3. Dilma está em Brisbane, na cimeira do G20, longe desta trapalhada monumental, e a grande preocupação do Planalto é blindar a presidência dos efeitos do escândalo sobre o PT e sobre a sua base eleitoral. A Presidente continua a ser vista de forma geral como alheia à corrupção que atingiu o seu próprio partido nos últimos anos. Pode aproveitar o caso para forçar a sua agenda de reforma política e tentar pôr termo a duas semanas que foram tremendas para ela. Viu-se obrigada a recuar em várias frentes no Congresso, onde o PMDB entrou em rebelião para assegurar o maior número de pastas no novo gabinete e a presidência da Câmara de Deputados. E viu, em primeiríssimo lugar, a facção lulista do PT pôr em causa a sua política económica abertamente, acusando-a de ter afectado a confiança dos agentes económicos e dos mercados e convidando-a a escolher uma equipa “independente e competente” para restaurar essa confiança. Coisa que ela ainda não fez. Talvez a humilhação maior nestes últimos dias tenha sido o facto de Aloízio Mercandante, o chefe da Casa Civil, ter convidado os ministros a porem o seu lugar à disposição para dar total liberdade à Presidente na escolha da sua nova equipa e, para além da demissão pública e estridente de Marta Suplicy, ministra da Cultura e uma das promotoras do “Volta Lula”, apenas 15 dos 38 restantes o tenham feito.

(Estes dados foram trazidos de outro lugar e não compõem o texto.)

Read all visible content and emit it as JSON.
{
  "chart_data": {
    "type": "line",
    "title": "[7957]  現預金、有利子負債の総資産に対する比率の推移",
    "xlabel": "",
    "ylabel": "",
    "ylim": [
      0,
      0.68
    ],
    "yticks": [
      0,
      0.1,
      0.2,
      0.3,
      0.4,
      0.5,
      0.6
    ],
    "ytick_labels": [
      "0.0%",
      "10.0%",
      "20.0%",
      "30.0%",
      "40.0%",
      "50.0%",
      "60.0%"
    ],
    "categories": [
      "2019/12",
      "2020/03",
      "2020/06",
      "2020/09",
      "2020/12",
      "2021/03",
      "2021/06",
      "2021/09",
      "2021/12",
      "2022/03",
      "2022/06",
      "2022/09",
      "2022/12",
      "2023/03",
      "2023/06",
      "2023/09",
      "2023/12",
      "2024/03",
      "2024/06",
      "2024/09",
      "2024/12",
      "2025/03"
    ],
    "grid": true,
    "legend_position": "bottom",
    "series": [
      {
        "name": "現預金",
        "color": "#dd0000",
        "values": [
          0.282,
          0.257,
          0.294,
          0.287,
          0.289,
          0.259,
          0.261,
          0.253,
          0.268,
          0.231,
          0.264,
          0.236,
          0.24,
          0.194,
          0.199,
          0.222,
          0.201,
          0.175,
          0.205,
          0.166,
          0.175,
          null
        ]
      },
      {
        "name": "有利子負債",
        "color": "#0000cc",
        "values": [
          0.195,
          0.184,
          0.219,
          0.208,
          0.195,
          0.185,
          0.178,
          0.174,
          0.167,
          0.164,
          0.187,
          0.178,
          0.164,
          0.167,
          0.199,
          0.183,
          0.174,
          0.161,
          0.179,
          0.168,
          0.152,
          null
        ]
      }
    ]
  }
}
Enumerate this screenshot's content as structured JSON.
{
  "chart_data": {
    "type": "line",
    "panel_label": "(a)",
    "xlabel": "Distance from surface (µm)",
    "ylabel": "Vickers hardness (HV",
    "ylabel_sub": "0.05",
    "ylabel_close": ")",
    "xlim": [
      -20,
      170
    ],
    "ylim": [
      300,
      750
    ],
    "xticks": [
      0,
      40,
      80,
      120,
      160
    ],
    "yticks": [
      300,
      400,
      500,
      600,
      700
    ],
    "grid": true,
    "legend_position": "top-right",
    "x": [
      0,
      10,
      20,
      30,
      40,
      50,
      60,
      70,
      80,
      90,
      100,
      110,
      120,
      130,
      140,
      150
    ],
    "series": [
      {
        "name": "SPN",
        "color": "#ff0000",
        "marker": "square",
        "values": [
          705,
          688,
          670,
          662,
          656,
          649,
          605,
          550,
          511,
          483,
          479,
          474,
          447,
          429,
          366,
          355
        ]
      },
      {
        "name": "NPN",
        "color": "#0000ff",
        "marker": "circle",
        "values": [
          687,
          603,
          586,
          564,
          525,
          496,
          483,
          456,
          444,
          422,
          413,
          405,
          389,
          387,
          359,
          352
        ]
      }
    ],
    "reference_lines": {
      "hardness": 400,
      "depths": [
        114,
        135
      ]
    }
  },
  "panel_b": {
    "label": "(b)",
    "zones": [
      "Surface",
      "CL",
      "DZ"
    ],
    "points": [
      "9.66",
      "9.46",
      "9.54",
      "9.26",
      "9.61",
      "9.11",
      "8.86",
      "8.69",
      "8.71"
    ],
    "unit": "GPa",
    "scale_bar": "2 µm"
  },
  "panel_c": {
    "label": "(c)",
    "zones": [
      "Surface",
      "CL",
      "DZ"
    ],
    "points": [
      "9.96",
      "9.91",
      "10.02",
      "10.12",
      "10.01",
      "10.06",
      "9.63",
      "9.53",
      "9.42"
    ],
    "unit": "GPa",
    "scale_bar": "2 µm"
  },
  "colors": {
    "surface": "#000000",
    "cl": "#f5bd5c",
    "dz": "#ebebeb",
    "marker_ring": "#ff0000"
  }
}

As más notícias que surgiram já depois da eleição também não a ajudaram em nada. A produção industrial continua em queda, com os consequentes despedimentos. A inflação está a atingir as famílias de menores rendimentos e traduziu-se, na última semana, em aumentos na electricidade e nos combustíveis, retidos até à eleição, para além da alimentação. O índice de redução da pobreza extrema viu pela primeira vez desde 2002 a curva inverter-se ligeiramente. A estagnação económica tem um custo. Finalmente, o Planalto quer alterar a lei orçamental que obriga a um superavit de cerca de 2% para não ter de fazer cortes adicionais na despesa. Dilma quer retirar do cálculo do défice os programas de incentivo à economia para manter um superavit próximo de zero. É preciso dizer que, nos mandatos de Fernando Henrique Cardoso e de Lula, a regra só foi violada em 1997 (por causa da crise asiática). É uma prova de fraqueza que a oposição está a explorar, alegando que não é possível mudar as leis ao sabor das necessidades do Governo.

Acima de tudo, o debate é como pôr de novo a economia a crescer. Dilma insistiu em que a sua política assente no consumo interno e no investimento público para contrariar a recessão, mesmo que à custa de um pouco de inflação, deve ser mantida, atribuindo as dificuldades à conjuntura internacional. Tem apontado o dedo à Europa, para mostrar em que é que dão os ajustamentos bruscos. Mas a verdade é que alguma coisa terá de ser feita para retomar o crescimento que deixou de poder sustentar-se nas commodities e no boom do consumo interno. As commodities vêem o seu preço em queda no mercado internacional (a Vale, gigante da mineração, viu o preço do minério de ferro cair 40%). A indústria, que produz para o mercado interno à custa das altas taxas de importação, não consegue competir lá fora. O consumo interno tende a abrandar e a perspectiva internacional não é muito animadora.

Dilma vai aproveitar a cimeira do G20 para uma reaproximação a Obama, depois de ter cancelado uma visita oficial a Washington, por causa das escutas da NSA. O crescimento da economia americana faz inveja a alguns dos BRICS. Depois da Europa, a China ocupou o lugar de primeiro parceiro comercial do Brasil, mas acaba de ser destronada por quem? Pelos Estados Unidos. Se tudo isto já era muito complicado, a dimensão do escândalo da Petrobras vai baralhar de novo as peças do xadrez político. Como? Ainda ninguém sabe.

Mas muita coisa vai ter de mudar, e relativamente depressa. Não é só a credibilidade económica que está em causa, é também a credibilidade política da democracia brasileira.